Dr. Jack had a “Plan A” for me. But the thing was, Plan A might not work how he or I had wanted it too. And guess what? Plan A ended up NOT working how we’d both wanted it too. Here’s the thing though, Dr. Jack had a Plan B in store for me. He’d said that on our phone consult. I, however, didn’t know what Plan B consisted of (and that was okay). Was I willing to not get stuck in the fact that Plan A didn’t work out? Would I be able to embrace it? Would I welcome going to plan B? Only time would tell…
Plans can be great. But plans can also be problematic when we become so captivated and set on them (Somewhere Down the Road, Plans and Goals). Can we lay aside our plans, allowing time to talk with other people we are rubbing shoulders with? (Rubbing Shoulders) Can we take the scenic route on the drive home instead of the same route we always take? Can we make time to respond to someone that texted or emailed us that so kindly took time out of their day to contact us?
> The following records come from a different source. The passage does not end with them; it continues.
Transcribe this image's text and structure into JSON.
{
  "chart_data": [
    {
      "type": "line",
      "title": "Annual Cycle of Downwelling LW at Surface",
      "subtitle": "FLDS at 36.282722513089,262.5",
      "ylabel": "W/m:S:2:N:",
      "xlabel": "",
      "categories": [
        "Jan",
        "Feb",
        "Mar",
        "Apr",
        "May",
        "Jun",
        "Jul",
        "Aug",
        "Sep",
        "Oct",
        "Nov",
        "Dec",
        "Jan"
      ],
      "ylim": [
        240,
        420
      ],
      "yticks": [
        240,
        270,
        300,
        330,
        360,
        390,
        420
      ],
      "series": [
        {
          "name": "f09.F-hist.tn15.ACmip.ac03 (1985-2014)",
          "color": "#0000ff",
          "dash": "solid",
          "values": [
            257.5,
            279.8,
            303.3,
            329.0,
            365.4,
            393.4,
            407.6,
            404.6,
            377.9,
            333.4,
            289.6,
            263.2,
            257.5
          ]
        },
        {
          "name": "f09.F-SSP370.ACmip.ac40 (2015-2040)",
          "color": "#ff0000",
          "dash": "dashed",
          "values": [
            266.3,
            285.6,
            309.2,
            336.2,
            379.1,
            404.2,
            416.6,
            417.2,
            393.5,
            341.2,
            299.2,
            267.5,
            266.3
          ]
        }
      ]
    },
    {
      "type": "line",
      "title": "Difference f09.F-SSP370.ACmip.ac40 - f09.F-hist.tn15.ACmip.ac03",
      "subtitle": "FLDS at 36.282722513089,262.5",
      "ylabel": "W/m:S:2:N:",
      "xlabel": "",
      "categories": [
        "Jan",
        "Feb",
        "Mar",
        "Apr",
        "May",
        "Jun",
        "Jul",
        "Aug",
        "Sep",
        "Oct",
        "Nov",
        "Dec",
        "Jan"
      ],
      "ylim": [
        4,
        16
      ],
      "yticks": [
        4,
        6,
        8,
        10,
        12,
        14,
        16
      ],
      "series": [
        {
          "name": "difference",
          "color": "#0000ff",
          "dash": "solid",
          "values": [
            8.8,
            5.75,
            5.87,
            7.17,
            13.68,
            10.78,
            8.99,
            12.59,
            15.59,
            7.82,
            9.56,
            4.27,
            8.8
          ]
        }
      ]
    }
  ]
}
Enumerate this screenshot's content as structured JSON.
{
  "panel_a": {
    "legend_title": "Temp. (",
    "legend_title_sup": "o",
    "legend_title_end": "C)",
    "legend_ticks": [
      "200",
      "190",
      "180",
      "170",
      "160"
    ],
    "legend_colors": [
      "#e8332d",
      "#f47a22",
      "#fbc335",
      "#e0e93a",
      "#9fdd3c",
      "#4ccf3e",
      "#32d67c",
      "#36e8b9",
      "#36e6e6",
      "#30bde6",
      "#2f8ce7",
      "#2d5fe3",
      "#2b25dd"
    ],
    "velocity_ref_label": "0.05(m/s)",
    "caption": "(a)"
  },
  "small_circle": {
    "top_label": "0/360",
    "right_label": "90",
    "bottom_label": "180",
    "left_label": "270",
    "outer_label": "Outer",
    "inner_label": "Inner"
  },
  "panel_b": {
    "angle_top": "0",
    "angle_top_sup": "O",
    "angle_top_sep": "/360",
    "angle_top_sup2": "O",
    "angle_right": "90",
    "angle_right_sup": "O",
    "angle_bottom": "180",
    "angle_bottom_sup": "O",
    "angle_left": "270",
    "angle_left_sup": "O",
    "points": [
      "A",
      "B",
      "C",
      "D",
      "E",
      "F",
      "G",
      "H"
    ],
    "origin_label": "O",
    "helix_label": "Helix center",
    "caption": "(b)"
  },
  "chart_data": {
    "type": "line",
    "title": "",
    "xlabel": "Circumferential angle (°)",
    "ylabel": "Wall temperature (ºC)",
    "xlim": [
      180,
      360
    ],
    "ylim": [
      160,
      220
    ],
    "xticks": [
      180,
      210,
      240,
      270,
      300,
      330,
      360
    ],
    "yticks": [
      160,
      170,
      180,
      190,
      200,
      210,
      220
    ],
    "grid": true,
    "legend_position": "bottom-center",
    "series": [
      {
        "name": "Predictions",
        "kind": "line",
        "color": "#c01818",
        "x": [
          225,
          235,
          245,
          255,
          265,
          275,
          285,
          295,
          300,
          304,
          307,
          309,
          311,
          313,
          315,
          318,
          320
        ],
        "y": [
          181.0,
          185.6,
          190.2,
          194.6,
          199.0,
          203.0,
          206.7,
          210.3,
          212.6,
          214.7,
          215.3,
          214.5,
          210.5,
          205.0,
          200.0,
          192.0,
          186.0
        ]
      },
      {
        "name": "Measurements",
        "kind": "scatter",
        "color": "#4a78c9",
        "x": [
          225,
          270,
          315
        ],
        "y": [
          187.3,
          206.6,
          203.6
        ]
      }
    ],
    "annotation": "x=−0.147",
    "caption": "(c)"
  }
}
These things aren’t in our daily plans, but they are things that are important to do, enhancing relationships, our journey’s and paths in life, and rounding us to become better individuals.
I hope not to get set in my plans and miss learning to embrace whatever is in store for me, whether it be in a Plan C, a combination of Plan A&B, or using a general outline. I think I’d rather let the roller coaster of life fill in all the rest! Or better yet, let God have the drivers seat!